Weakest Preconditions and Verification Conditions

Lecture11:Slide33; Lecture11:Slide34; Lecture11:Slide35 The approach outlined above allows us to prove properties of complex programs, but it is not very mechanical, as it involves a fair amount of human judgement, not just in determining the loop invariants and rank functions, but also in determining when and how to apply the rule of consequence. We will now introduce an approach that is more mechanical, although it is still going to require users to provide loop invariants.

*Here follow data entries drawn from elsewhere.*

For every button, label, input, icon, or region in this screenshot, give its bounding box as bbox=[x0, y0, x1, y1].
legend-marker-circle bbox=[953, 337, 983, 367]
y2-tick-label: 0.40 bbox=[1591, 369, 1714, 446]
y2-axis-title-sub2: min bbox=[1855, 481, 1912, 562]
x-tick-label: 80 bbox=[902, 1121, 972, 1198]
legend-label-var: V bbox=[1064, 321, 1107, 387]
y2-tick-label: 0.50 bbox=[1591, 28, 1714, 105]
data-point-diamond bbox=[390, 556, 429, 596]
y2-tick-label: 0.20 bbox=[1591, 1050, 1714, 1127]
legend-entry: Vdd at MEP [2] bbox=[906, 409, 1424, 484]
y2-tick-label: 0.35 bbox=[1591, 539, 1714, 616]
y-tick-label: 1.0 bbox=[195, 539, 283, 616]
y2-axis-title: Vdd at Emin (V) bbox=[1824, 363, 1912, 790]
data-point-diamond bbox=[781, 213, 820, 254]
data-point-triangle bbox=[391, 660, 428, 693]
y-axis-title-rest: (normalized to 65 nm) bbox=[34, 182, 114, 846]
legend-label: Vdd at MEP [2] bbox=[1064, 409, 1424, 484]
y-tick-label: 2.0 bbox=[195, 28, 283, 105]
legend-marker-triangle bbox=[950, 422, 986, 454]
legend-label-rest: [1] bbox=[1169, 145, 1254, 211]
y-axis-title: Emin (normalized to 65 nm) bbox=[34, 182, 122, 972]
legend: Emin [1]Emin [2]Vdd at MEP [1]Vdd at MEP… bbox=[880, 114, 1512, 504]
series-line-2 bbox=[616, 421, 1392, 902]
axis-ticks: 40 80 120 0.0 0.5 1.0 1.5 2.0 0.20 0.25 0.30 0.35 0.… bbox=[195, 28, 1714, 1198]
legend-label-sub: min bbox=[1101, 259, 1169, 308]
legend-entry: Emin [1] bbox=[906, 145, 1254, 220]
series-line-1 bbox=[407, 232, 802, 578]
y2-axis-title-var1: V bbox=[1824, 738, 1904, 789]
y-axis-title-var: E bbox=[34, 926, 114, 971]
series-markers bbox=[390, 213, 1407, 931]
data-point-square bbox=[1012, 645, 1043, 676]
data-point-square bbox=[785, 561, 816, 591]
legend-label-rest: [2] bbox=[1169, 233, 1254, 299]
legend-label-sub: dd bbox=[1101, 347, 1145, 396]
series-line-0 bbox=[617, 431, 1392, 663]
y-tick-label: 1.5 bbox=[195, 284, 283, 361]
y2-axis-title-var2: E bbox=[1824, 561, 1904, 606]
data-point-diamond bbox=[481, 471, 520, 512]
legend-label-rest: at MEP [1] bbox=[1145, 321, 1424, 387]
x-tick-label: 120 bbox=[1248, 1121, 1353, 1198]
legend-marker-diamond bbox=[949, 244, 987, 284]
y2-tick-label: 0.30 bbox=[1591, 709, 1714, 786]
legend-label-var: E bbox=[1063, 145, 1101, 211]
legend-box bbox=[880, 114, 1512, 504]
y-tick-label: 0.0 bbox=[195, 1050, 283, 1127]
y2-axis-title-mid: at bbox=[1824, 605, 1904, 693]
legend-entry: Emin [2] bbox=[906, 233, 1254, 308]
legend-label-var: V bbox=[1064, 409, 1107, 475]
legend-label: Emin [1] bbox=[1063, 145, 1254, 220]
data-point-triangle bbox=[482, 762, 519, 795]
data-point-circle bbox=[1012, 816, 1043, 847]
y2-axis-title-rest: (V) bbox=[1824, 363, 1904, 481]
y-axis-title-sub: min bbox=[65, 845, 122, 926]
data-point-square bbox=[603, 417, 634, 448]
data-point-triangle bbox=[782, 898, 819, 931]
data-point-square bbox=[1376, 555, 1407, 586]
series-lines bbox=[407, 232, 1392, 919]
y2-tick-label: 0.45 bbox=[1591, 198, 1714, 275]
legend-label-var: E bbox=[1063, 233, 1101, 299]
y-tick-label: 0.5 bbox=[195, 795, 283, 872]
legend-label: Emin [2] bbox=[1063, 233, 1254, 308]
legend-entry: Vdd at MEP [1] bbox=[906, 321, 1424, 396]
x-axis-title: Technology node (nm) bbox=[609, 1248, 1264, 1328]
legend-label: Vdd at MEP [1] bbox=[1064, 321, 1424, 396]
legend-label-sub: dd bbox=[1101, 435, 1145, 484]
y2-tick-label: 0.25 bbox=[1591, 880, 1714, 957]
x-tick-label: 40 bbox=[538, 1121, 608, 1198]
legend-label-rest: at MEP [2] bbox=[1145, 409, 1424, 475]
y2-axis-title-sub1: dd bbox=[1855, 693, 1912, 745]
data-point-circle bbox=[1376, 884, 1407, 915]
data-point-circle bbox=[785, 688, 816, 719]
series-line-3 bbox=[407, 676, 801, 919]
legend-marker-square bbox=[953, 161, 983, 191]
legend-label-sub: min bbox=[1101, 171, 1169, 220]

To explain this approach, first we need to introduce the concept of a weakest precondition. The weakest precondition $wpc(cmd, B)$ is a precondition such that the Hoare triple $\{wpc(cmd, B)\} cmd \{B\}$ is valid and any other valid precondition $A$ is stronger, i.e. $\vdash \{A\} cmd \{B\}$ valid iff $A \Rightarrow wpc(cmd, B)$.

Now, suppose we had an algorithmic way of computing $wpc(cmd, B)$ for any command $cmd$ and any postcondition $B$. Then checking whether a Hoare triple $\{A\} cmd \{B\}$ is valid or not would reduce to checking whether the implication $A \Rightarrow wpc(cmd, B)$ holds. For loop free programs, it is possible and relatively easy to compute $wpc$. The rules for computing it are shown in the figure. As one might expect, though, it is in general not possible to compute $wpc$ algorithmically for programs with loops. Instead, we are going to settle for a Verification Condition $vc(cmd, B)$. The verification condition $vc(cmd, B)$ is a valid precondition, so $\{vc(cmd, B)\} cmd \{B\}$ is guaranteed to be valid. However, it is not guaranteed to be the weakest precondition. This means that if $A \Rightarrow vc(cmd, B)$, then we can be sure that $\vdash \{A\} cmd \{B\}$, just from the rule of consequence. However, if $A \Rightarrow vc(cmd, B)$ does not hold, then we have no way of knowing whether it was because the Hoare triple $\{A\} cmd \{B\}$ is not valid, or whether the triple is valid, but $vc(cmd, B)$ is just not good enough to prove it.

The rules for computing the $vc$ for constructs other than loops are the same as those for computing the $wpc$. For loops, the rule is shown in the figure. Note that the rule is given in terms of a loop invariant $I$, that we expect to annotate the loop. It is interesting to note that the property that $\vdash \{vc(cmd, B)\} cmd \{B\}$ will hold regardless of what invariant we provide. We could even use a random expression generator to generate an invariant, and the property would still hold. This means that we do not have to trust whoever provides the loop invariant, as long as $A \Rightarrow vc(cmd, B)$, then we will know that $\vdash \{A\} cmd \{B\}$. The catch, of course, is that if we provide a garbage invariant, $vc(cmd, B)$ is likely to evaluate to $false$. It turns out $false$ is a valid precondition for any postcondition, just not a very useful one when it comes to proving things.